Edson Fachin, presidente do Supremo Tribunal Federal (STF), decidiu liberar o sigilo de parte das investigações do Banco Master. Em decisão publicada na noite de quinta-feira (10/9), ele ordenou que o ministro relator, André Mendonça, entregue um HD com informações à presidência do STF e aos demais ministros.
O despacho trata do levantamento do sigilo da Pet 16.662, relacionada à Operação Compliance Zero, que analisou mensagens no celular do banqueiro Daniel Vorcaro enviadas ao ministro Alexandre de Moraes. A decisão não envolve todo o caso Master, apenas parte dos documentos.
André Mendonça comunicou que atenderá a solicitação da presidência ainda na quinta-feira, conforme os limites indicados na decisão.
Essa medida prepara o tribunal para a sessão extraordinária marcada para 15 de setembro, que terá como pauta a análise das mensagens entre Alexandre de Moraes e Daniel Vorcaro encontradas pela Polícia Federal (PF).
Edson Fachin preservou o sigilo apenas das diligências cuja divulgação possa prejudicar seu andamento. Os demais ministros terão acesso ao material antes da sessão, e parte dos documentos reservados poderá ser tornada pública.
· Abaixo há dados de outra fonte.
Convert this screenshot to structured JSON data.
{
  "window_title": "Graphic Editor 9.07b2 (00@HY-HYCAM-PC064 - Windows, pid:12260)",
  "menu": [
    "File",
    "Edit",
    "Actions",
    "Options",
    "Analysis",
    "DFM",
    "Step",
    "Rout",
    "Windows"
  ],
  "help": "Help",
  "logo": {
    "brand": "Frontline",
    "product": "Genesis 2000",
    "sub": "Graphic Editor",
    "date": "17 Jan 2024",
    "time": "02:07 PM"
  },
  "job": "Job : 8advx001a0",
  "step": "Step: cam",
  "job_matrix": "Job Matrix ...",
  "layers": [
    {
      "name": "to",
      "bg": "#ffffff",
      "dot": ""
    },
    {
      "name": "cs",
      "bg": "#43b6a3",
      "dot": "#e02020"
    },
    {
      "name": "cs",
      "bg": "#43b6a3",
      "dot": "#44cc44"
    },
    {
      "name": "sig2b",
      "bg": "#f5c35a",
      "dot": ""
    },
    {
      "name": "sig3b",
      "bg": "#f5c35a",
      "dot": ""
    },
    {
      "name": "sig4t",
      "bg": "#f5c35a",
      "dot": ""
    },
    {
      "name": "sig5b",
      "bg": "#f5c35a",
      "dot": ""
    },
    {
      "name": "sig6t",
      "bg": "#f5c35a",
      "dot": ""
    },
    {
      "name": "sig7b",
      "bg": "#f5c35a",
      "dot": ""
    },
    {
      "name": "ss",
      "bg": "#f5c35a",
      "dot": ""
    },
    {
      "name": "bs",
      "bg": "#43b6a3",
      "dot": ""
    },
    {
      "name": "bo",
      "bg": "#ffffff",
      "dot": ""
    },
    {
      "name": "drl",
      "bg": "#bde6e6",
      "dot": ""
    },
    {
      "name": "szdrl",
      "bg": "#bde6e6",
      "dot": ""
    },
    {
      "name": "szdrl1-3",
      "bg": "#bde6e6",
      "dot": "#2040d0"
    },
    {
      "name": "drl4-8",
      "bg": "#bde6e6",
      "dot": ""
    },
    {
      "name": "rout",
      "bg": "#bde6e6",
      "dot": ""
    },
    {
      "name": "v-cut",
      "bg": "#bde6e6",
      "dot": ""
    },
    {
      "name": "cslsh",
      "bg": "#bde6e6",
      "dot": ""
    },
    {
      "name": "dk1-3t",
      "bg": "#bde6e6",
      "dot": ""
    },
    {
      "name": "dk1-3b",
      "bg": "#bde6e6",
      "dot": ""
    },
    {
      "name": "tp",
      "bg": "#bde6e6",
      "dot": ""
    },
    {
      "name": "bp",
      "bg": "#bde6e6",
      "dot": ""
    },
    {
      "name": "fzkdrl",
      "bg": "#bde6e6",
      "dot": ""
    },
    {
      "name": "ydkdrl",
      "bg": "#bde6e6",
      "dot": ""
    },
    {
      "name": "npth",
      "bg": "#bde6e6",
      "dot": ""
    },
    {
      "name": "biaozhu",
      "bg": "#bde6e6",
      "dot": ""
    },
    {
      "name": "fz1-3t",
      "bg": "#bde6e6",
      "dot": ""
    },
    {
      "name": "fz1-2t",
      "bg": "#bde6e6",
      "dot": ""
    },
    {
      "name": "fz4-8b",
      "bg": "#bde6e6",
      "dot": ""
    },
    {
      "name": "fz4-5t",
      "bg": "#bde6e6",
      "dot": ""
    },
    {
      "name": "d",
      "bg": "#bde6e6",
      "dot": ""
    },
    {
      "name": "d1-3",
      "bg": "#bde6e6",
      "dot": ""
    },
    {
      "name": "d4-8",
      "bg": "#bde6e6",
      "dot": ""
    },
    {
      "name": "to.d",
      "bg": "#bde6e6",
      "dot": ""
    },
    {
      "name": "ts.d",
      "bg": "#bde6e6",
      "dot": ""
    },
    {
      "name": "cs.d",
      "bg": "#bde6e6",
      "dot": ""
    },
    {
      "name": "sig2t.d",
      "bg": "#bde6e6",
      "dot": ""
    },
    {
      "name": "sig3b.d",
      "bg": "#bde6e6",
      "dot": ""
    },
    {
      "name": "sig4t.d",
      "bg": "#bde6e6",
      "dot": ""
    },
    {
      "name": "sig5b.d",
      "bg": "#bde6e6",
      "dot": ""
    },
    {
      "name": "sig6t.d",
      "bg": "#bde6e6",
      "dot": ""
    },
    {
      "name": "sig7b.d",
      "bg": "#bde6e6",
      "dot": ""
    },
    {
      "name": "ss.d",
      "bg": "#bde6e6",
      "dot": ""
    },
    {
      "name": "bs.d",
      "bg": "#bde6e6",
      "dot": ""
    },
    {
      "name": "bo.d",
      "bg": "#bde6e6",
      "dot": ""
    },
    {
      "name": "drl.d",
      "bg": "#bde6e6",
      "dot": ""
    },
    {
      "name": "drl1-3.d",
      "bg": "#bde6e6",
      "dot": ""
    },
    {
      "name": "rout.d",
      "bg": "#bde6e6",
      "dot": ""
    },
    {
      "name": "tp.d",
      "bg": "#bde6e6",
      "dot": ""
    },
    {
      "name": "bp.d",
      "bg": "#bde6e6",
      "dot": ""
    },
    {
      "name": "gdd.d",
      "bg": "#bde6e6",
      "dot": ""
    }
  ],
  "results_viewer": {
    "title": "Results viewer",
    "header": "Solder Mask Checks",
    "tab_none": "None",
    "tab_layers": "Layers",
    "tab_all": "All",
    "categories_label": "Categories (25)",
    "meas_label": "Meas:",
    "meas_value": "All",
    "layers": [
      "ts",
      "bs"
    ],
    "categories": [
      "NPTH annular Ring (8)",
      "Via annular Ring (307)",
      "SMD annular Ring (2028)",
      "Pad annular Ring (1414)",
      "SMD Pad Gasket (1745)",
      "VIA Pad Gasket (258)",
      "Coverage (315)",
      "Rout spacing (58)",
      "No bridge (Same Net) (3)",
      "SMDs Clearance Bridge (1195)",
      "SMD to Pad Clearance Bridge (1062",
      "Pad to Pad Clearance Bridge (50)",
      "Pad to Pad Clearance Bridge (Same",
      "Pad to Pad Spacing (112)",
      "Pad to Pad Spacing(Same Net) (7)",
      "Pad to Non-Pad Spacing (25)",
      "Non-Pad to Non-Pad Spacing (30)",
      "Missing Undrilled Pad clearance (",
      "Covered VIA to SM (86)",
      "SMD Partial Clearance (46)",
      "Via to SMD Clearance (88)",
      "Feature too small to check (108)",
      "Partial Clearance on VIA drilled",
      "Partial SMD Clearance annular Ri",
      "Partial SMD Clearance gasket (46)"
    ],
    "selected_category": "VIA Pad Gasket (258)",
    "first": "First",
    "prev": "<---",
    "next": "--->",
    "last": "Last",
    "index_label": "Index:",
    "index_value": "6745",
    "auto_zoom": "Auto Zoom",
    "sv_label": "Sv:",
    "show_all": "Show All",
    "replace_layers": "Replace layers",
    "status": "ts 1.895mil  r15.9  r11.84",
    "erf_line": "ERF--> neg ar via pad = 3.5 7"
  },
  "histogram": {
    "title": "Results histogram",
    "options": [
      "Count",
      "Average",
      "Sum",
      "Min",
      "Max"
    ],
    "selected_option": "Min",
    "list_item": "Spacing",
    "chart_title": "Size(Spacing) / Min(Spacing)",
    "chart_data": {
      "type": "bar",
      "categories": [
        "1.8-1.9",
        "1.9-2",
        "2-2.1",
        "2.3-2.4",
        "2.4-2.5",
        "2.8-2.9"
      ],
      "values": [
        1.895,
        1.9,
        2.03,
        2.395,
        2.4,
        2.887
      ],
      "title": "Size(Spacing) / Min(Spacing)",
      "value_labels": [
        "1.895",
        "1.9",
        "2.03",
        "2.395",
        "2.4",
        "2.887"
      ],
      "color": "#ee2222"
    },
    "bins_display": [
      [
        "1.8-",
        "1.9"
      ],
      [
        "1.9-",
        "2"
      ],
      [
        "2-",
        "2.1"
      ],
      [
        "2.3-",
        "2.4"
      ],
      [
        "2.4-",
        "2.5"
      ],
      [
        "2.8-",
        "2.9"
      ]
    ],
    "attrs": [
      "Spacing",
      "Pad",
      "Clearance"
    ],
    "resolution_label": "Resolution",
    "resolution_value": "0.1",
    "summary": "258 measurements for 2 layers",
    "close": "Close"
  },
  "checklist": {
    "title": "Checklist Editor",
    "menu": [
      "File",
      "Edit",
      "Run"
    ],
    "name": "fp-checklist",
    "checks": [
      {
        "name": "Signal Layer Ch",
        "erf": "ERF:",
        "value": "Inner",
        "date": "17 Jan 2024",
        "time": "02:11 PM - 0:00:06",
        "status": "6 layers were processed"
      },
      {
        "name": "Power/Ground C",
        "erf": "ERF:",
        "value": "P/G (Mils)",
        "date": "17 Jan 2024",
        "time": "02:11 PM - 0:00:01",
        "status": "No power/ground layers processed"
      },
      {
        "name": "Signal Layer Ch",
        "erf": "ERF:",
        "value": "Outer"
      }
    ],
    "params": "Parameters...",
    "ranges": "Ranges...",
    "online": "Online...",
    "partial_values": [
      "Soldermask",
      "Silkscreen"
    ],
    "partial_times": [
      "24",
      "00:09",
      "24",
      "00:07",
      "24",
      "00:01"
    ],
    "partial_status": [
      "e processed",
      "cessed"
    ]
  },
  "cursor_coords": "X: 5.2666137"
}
O ambiente entre os ministros ficou tenso após divergências internas. André Mendonça retirou o sigilo de documentos da PF que detalhavam interações entre Moraes e Vorcaro. Em resposta, Alexandre de Moraes solicitou que a atuação de Mendonça fosse investigada por supostas irregularidades, pedido que foi negado por Fachin.
Nos dias seguintes, houve mudanças na direção da PF e movimentações judiciais relacionadas às disputas internas entre os ministros. Fachin suspendeu as decisões conflitantes e adotou medidas para limitar essas disputas, entre elas tirar Moraes da relatoria do inquérito das fake news e exigir que investigações envolvendo ministros passem primeiro pela presidência do STF.
André Mendonça segue como relator do caso Master e confirmou encontro em março de 2025 com Daniel Vorcaro, pedido pelo banqueiro, para tratar de precatórios.